La diatriba del agente naranja ocurre en el marco del reciente informe de la Oficina del Censo, que no deja lugar a dudas: México no solo tiene un superávit comercial con los Estados Unidos (26 300 millones USD), sino que, además, ocupa el primer lugar del mundo en este rubro. Aunque le dé diarrea al presidente, México ya es el mayor socio comercial de su país, tanto como proveedor como comprador. ¡Nuestras economías están más entrelazadas que un pretzel! Además, las exportaciones se han elevado hasta un 33% con respecto al año anterior. De hecho, nuestro país nunca había exportado tanto en toda su historia.
México es hoy por hoy una potencia manufacturera y tecnológica global; exporta autopartes, vehículos terminados, ordenadores, aparatos eléctricos, pantallas, celulares, aparatos médicos, tecnología aeroespacial y ahora también ligada a la I.A. Lo cierto es que el T-MEC sí ha resultado, al menos desde el punto de vista comercial, mutuamente benéfico para sus integrantes. La negativa a respetar la extensión automática de 16 años, cambiándola por una revisión anual, obedece a la falsa idea de que Estados Unidos está perdiendo con el tratado solo porque tiene un déficit comercial con sus socios.

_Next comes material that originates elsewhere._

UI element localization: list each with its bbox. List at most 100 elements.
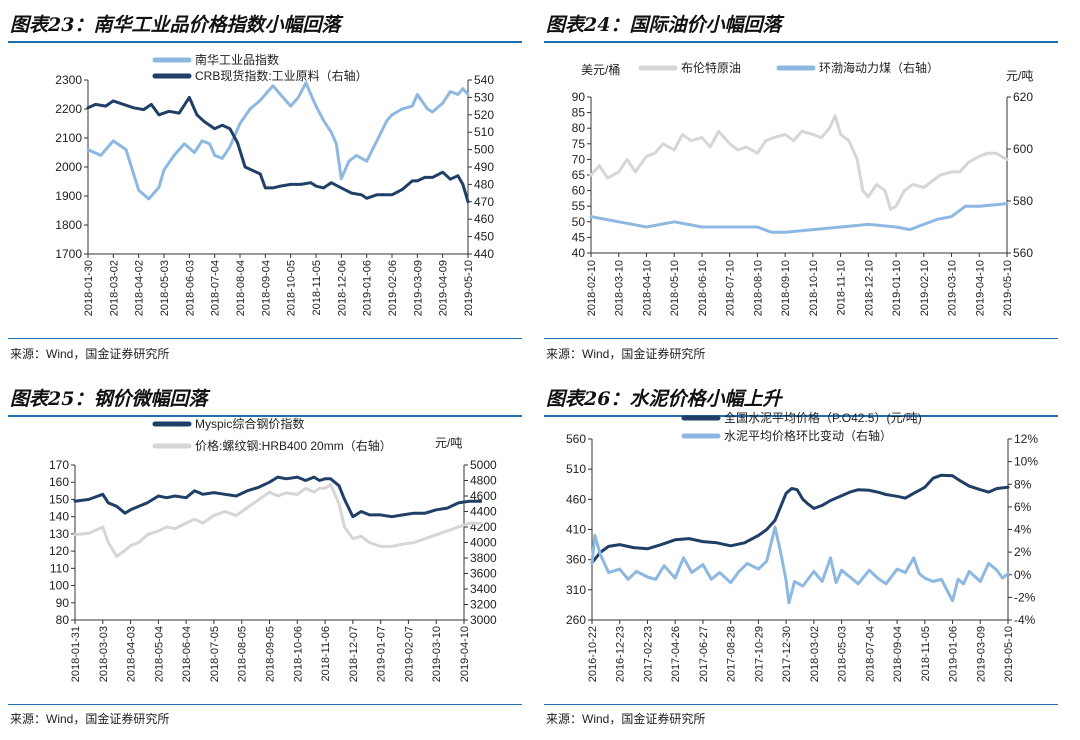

Esto hay que ponerlo en un contexto más amplio: la guerra comercial, arancelaria, que mantiene Estados Unidos prácticamente con el resto del mundo, y que ha llevado a la desaceleración de la economía global y un caos generalizado. Canadá está intentando responder con medidas espejo, mientras sus ciudadanos boicotean los productos gringos. China, por su parte, ha salido avante —si no es que fortalecida— gracias a sus propios aranceles y restricciones a la exportación de tierras raras.
Por otra parte, en cuestión de política interna, las elecciones intermedias están cada vez más próximas, y Trump tiene mucho que perder (sobre todo la mayoría en la cámara baja, que lo podría llevar al impeachment ). Los últimos sondeos apuntan claramente a una ventaja demócrata, mientras la aprobación del presidente va en caída libre, situándose alrededor de un 33%, rompiendo récords históricos en negativo.
Los 'hot tamales' ocuparon los titulares de la semana por lo jocoso del dicho, pero la cruda realidad —o como se dice en inglés: the cold, hard truth — es que la economía estadounidense se está volviendo tan dependiente de la nuestra como la mexicana de aquella. Y esta terrible verdad, junto con su inminente derrota política y el galopante camino que lleva a ser el peor presidente de la historia es lo que no deja a Trump dormir por las noches y lo tiene vociferando como bestia enjaulada durante el día.
Pues yo digo: ¡Make Trump Angry Again!